The basic falconry lesson they offer provides the history of falconry, a chance to ask all the questions you want about Harris’ Hawks or Lanner Falcons, and a chance to put on the leather glove and have one of their collection of seven birds land on your hand, among other activities.
One of the surprises is the weight of the birds. In a recent falconry class, the guesses from the class were much higher than the 1-1/2, 2, or 2-1/2 lbs. that Sellinger said they weigh. What is their life expectancy? Sellinger said, “There is no straightforward answer.” Many factors come into play for raptors in the wild, including bobcats, coyotes, even other birds of prey. In addition, Disharoon noted, “They do get hit by cars, and insecticides have a profound effect on raptors.”
Falcons are not picky eaters. Per Disharoon, “They do not care if their prey is dead or alive when they eat it.” Small wonder those mice and rabbits run as fast as they can to get away if they sense that a falcon is nearby. Watching the raptor eat a mouse is a dietary aid for some. Me included. No need to eat for a few hours.
These birds primarily rely on their keen eyesight, says Disharoon, adding, “They could read a book two miles away.”
The bird of prey got close enough to my hair to have them quip, "You just got a new hairstylist."
Sellinger says, “They are exceptional at reading body language.”
Charles Winter of San Diego, brought his young son, Woody, to the class. “This is his fourth time. He asked to do it,” he said. “He must have seen it on a nature show.”
In addition to the falconry classes, Sky Falconry offers a Hawk Walk in Alpine, where according to their website, you can “put a glove on & free fly a bird of prey. Take an exciting interactive walk with a hawk. Observe the raptor in its natural habitat” including “amazing long flights & more.”
Sellinger and Disharoon are active in educating all about birds of prey. They have been TV, including Animal Planet and the BBC, among others.
“I did abatement at the Hotel del Coronado protecting hamburgers,” quipped Sellinger. More and more resorts use companies like theirs to protect their customers when they are dining on patios or outside the resort, since raptors help keep away the seagulls.

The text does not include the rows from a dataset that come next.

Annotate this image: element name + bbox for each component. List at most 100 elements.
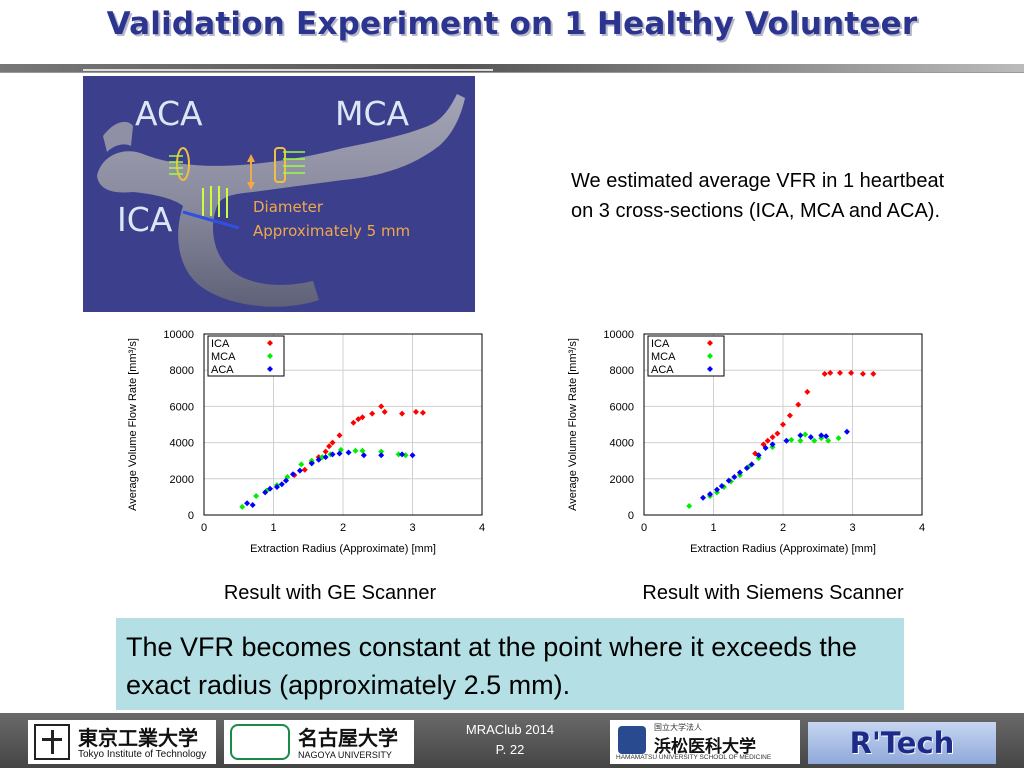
tokyo-tech-emblem-icon — [34, 724, 70, 760]
y-tick-label: 6000 — [170, 401, 194, 413]
data-point-mca — [298, 461, 305, 468]
footer-credit: MRAClub 2014 P. 22 — [440, 720, 580, 760]
hamamatsu-name-en: HAMAMATSU UNIVERSITY SCHOOL OF MEDICINE — [616, 754, 772, 761]
tokyo-tech-name-en: Tokyo Institute of Technology — [78, 749, 207, 760]
diameter-label-line1: Diameter — [253, 198, 324, 216]
siemens-chart-caption: Result with Siemens Scanner — [642, 582, 904, 604]
siemens-scatter-chart: 0 1 2 3 4 0 2000 4000 6000 8000 10000 Extraction Ra… — [567, 329, 925, 555]
data-point-ica — [336, 432, 343, 439]
rtech-logo: R'Tech — [808, 722, 996, 764]
data-point-mca — [802, 431, 809, 438]
y-axis-label: Average Volume Flow Rate [mm³/s] — [567, 338, 579, 511]
data-point-ica — [301, 466, 308, 473]
hamamatsu-logo: 国立大学法人 浜松医科大学 HAMAMATSU UNIVERSITY SCHOO… — [610, 720, 800, 764]
data-point-ica — [848, 369, 855, 376]
data-point-aca — [725, 477, 732, 484]
legend-label-mca: MCA — [651, 351, 676, 363]
data-point-aca — [262, 489, 269, 496]
data-point-ica — [859, 370, 866, 377]
image-top-line — [83, 69, 493, 71]
data-point-mca — [811, 437, 818, 444]
data-point-ica — [359, 414, 366, 421]
data-point-ica — [836, 369, 843, 376]
y-tick-label: 8000 — [610, 365, 634, 377]
data-point-aca — [267, 485, 274, 492]
data-point-aca — [843, 428, 850, 435]
data-point-ica — [774, 430, 781, 437]
legend-label-mca: MCA — [211, 351, 236, 363]
nagoya-name-jp: 名古屋大学 — [298, 726, 398, 750]
x-tick-label: 1 — [710, 522, 716, 534]
data-point-aca — [283, 477, 290, 484]
data-point-ica — [795, 401, 802, 408]
data-point-aca — [818, 432, 825, 439]
data-point-mca — [337, 446, 344, 453]
data-point-mca — [797, 437, 804, 444]
data-point-ica — [399, 410, 406, 417]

So how did the couple get into their unusual occupation?
Selllinger traveled internationally from the Galapagos to Antarctica and filmed nesting areas, developing a fascination with birds, according to the Sky Falconry website. In 2010 he realized his dream of becoming a falconer. He also began flying with his bird in a paraglider, an activity known as parahawking.
Disharoon's love of birds goes back to her childhood. Travels to Latin America provided opportunities to see predatory birds in their own environment. Her love of working with raptors and teaching brought her to Sky Falconry with her partner, Sellinger.